In Q1, Papa Johns struck a deal with FountainVest Partners to open more than 1,350 locations in China by 2040. It also announced the strategic refinancing of its majority interest in a 90-restaurant joint venture, recording all related assets and liabilities as held for sale as of quarter’s close, to existing franchisee Sun Holdings. The transactions, Papa Johns said, “provide significant operational scale to help accelerate Sun’s current 100-unit development agreement.” That original deal, revealed in late September, represented the largest domestic development agreement in Papa Johns’ history, and with a group that doesn’t wildly toss projections about.
Sun Holdings, founded by Guillermo Perales in 1997, operates more than 1,000 locations in 12 states, including Taco Bueno, Burger King, Arby's, McAlister's, IHOP, Popeyes, T-Mobile, GNC, and a number of airport restaurant locations.
Lynch has touted Papa Johns’ runway since his arrival from Arby’s in August 2019, where he led the chain’s transformation into a “Fast-Crafted” brand and 16 straight periods of comps growth as president. On the edge of 2020, Papa Johns had about half as many restaurants as its two largest competitors domestically and roughly a third internationally. The “Big 2” compete in some 100 countries while Papa Johns resided in 48.
As of December 2021, the chain operated in 50 counties and had 3,164 U.S. units. Domino’s boasted 6,560 and Pizza Hut 6,548.
“We are getting huge interest in this brand, from a lot of well-capitalized, sophisticated franchisees,” Lynch says. “And so that’s why we had confidence to take all of our development numbers up. And that’s one of the things that I think really has transformed over the last three years.”
Moving forward, menu plan success
On current trends, Lynch says 2022 has hardly been smooth. All of the 20s, for that matter, continuously created “new environments and dynamics that we weren’t anticipating,” he says.
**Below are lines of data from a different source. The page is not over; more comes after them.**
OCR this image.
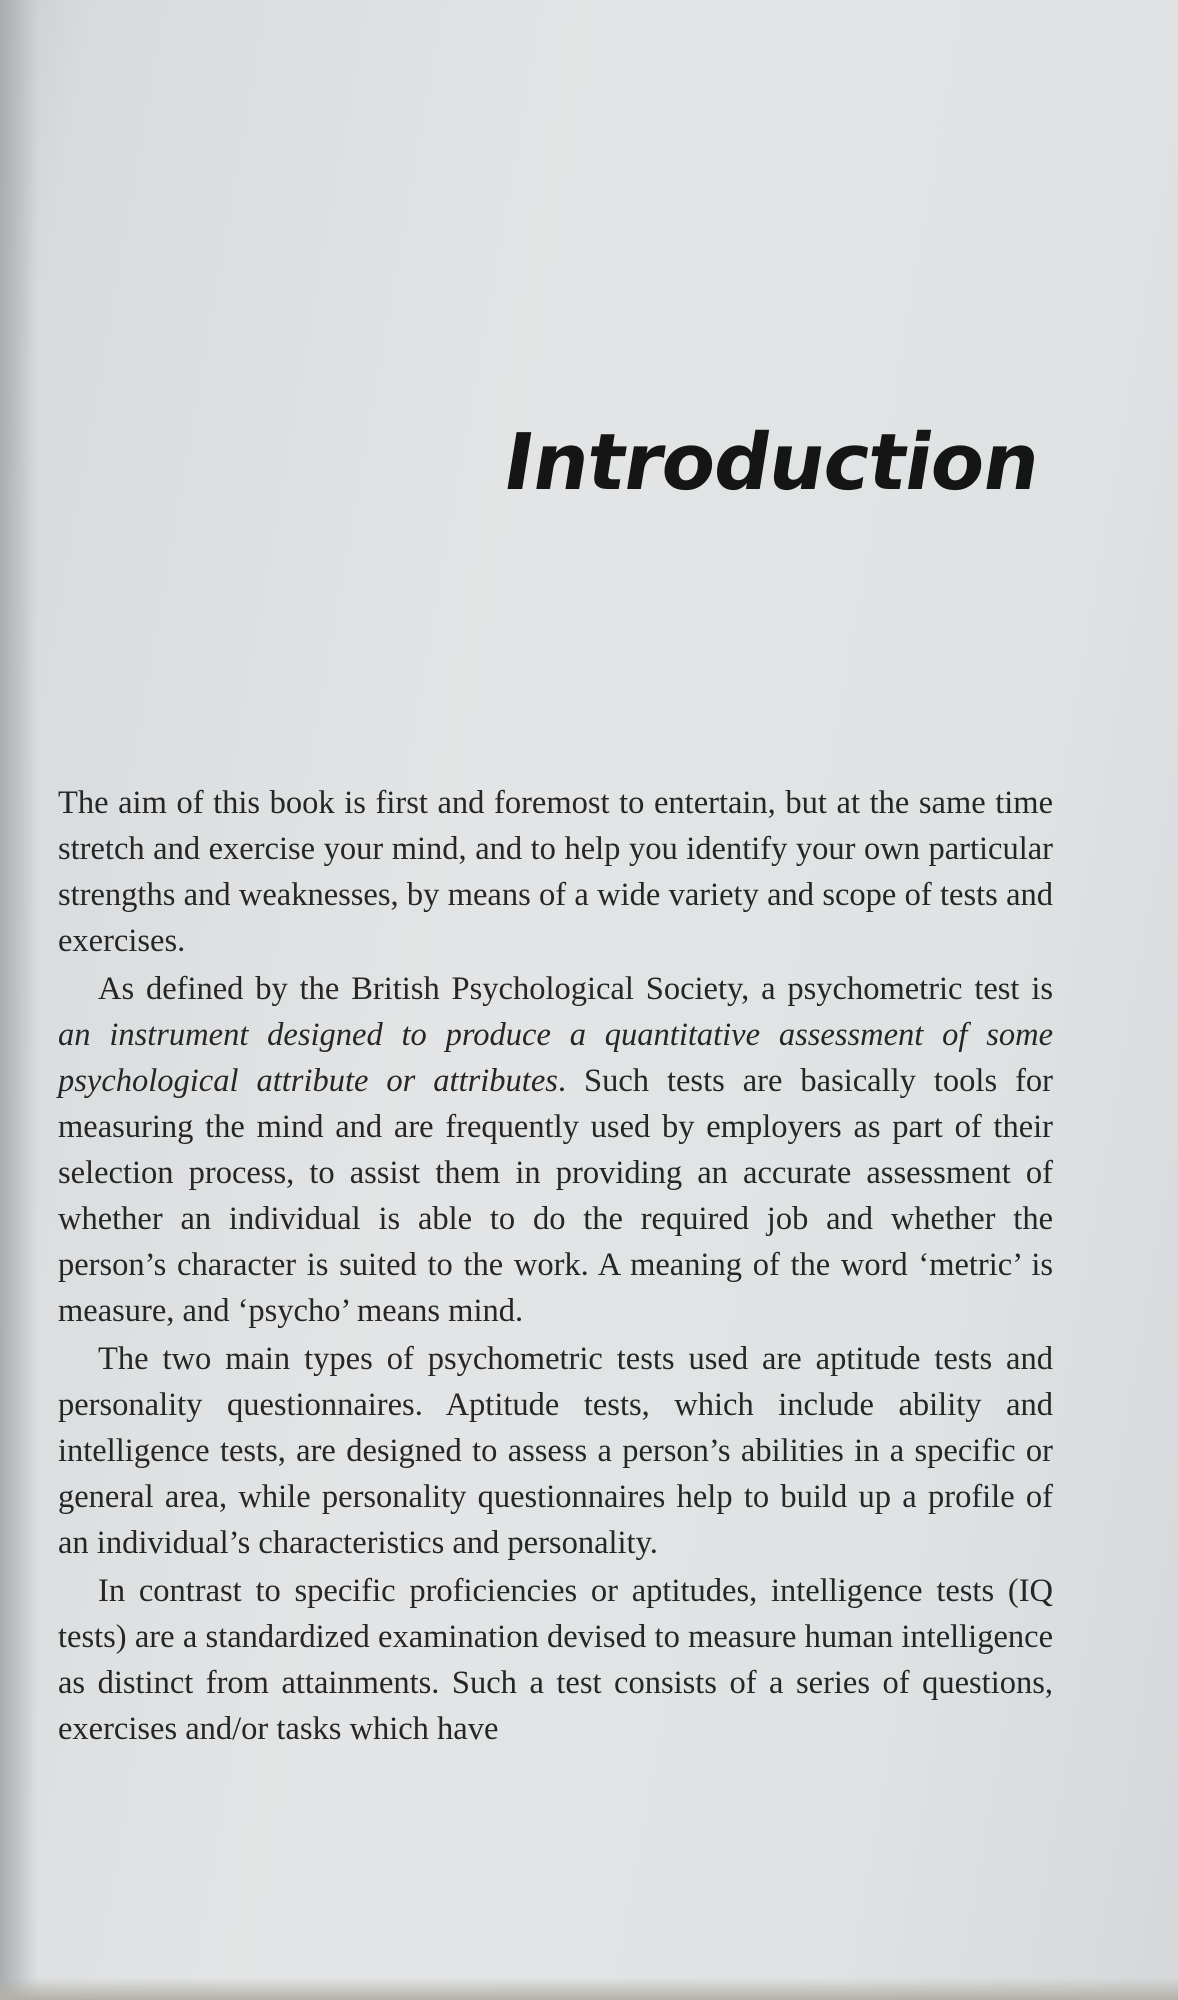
Introduction

The aim of this book is first and foremost to entertain, but at the same time stretch and exercise your mind, and to help you identify your own particular strengths and weaknesses, by means of a wide variety and scope of tests and exercises.

As defined by the British Psychological Society, a psychometric test is an instrument designed to produce a quantitative assessment of some psychological attribute or attributes. Such tests are basically tools for measuring the mind and are frequently used by employers as part of their selection process, to assist them in providing an accurate assessment of whether an individual is able to do the required job and whether the person’s character is suited to the work. A meaning of the word ‘metric’ is measure, and ‘psycho’ means mind.

The two main types of psychometric tests used are aptitude tests and personality questionnaires. Aptitude tests, which include ability and intelligence tests, are designed to assess a person’s abilities in a specific or general area, while personality questionnaires help to build up a profile of an individual’s characteristics and personality.

In contrast to specific proficiencies or aptitudes, intelligence tests (IQ tests) are a standardized examination devised to measure human intelligence as distinct from attainments. Such a test consists of a series of questions, exercises and/or tasks which have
Where Papa Johns’ strategy held firm, though, is menu innovation, which is another conversation that stretches back a few years.
During Lynch’s first week on the job, he attended a meeting where leadership put a proposal for a significant value strategy on the table. Given the brand’s struggles to that point, it was a redirect some felt necessary to stem market-share bleed (sales dropped 12 percent in 2018, marking the first annual decline in nine years).
Papa Johns tested a $6 platform in several markets and had designs to introduce others throughout the second half of the year, with a possible national launch in 2020.
But Lynch didn’t see the upside. At Arby’s, he had a line he felt rang true here as well. “I told everyone [during my time with Arby’s], I said, we cannot beat McDonald’s by trying to be McDonald’s.”
Now, he asked the room if they thought Papa Johns could best Domino’s by trying to be Domino’s.
Lynch didn’t think so. Instead, he asked executives what was in the innovation tank. In just 2020, the chain launched six new products, pandemic or not—a journey that began with garlic parmesan crust about 90 days after Lynch joined. It marked the first time Papa Johns added to its six-ingredient, never-frozen original pizza dough in company history.